And now stories of the strange and unexplained, both fictional and factual alike, are finding a new home in new media: podcasts. As podcasts take off it’s obvious that some genres are a natural fit for the form, such as longform investigative journalism or the much neglected monologue performance, but ghost stories have found their renaissance in this new audio world too. I spoke to two people at the end of some of the more popular podcasts purveying the spooky and the supernatural about what it is that suits the genre to podcasts; Jim Harold of Jim Harold’s Campfire podcast and David Cummings of the NoSleep Podcast.

Jim Harold has been podcasting since 2005 and has built himself a veritable podcasting empire, with multiple shows, off the back of his frank discussions of paranormal topics in a way that mirrors that legend of late night audio Art Bell. Jim said that the intimacy of the podcast medium provides a great environment for people to gather round and tell stories of things that stretch the boundaries of belief.

“The listener often times literally sticks the show in his or her ear. Generally, listening is still a solo experience. So, it is just the podcaster and the listener…fewer distractions than video or other media” Jim told me.

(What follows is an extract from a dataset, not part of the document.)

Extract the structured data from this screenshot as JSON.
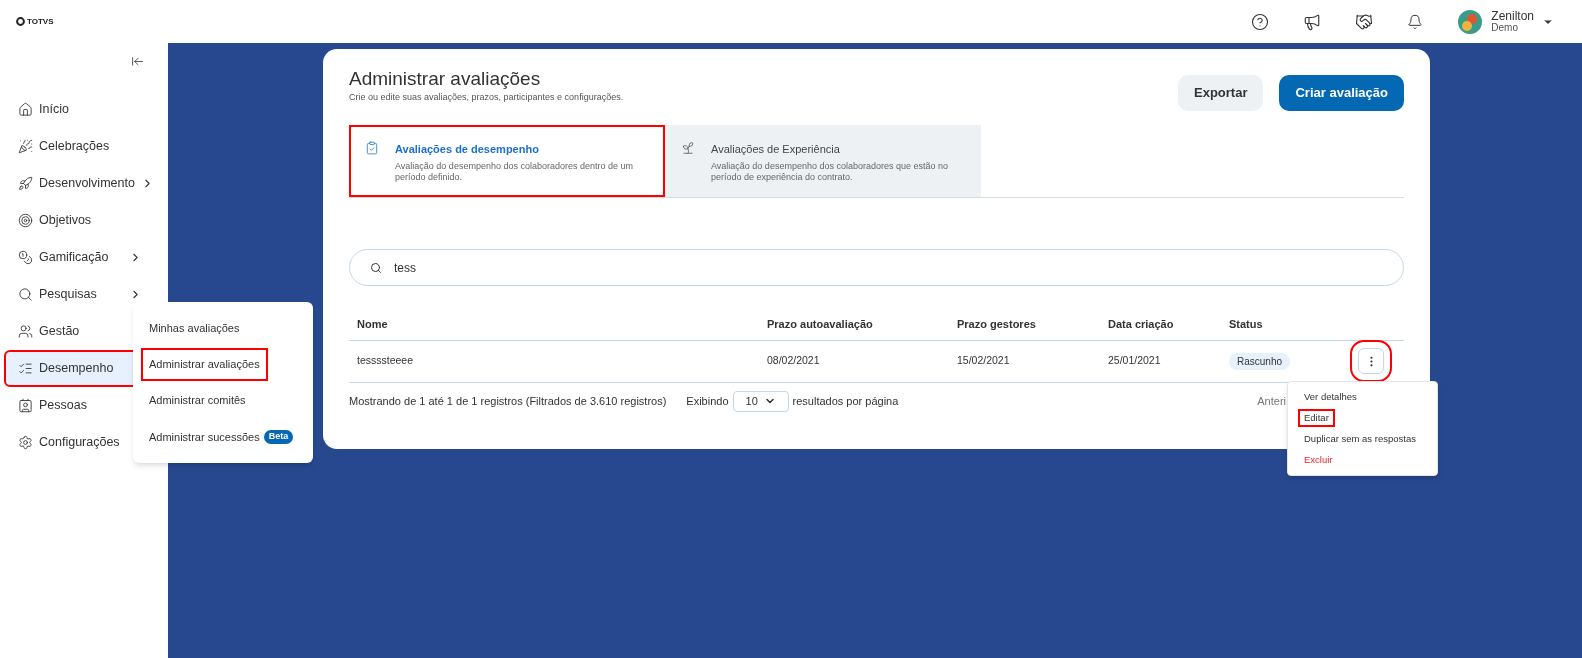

Jim said that podcasts were a powerful medium for relaying these kind of stories because they kept things more personal and his show is structured around these individual stories that people chose to share.

“I have no delusions of grandeur. However, I will say that my shows are a part of a larger movement of more discussion in all media of this topic”.

Jim has been glad of the freedom afforded by his podcasts and also the phenomenal response these topics have gotten in the audio format saying that “Without podcasting, I would still be working in a cubicle following orders. Now, I get to sail my own ship whether it sinks or swims. I enjoy that and I am very grateful to my listeners wherever they may be.”

David Cumming’s NoSleep podcast is more interested in fictional ghost stories than real testimonials, but the advantages afforded to stories of the paranormal by podcasts are similar, he feels.

“Whether it was people 200 years ago telling scary stories around the campfire or the radio shows of the 30s and 40s, the ability to close your eyes and hear a good story well told is a compelling experience which was lost when movies and TV came to the fore” David said.

David mentioned that “it allows the audience to use their imagination to set the scene” and this is a lesson long studied by horror aficionados; who know that the creature who lurks in the darkness is always far more terrifying than the one the viewer can actually get a good look at.

David also pointed to the immediacy of the podcasting medium as an advantage, where people haul their phones and iPods around with them and consume media constantly as opposed to in discrete chunks.

“Most people listen via their phones through headphones and that sense of audio isolation and immersion into the sound and music creates a potent environment which can make listening even on a crowded bus or in a sunny park a frightening experience. If a particular story matches the listener’s real-life setting, (e.g. a story about a security guard in a haunted building being listened to by an actual security guard alone in a building) the overlap being fiction and reality can be particularly unnerving” David noted.

The NoSleep podcast has been up and running since 2011 and David says he has noted a particular rise in popularity in the last year, as those eased into podcasts by the likes of Serial seek new forms of entertainment in the medium.

“We’ve seen a large increase in our audience size in the past year as new people are discovering how entertaining shows like ours can be” he remarked.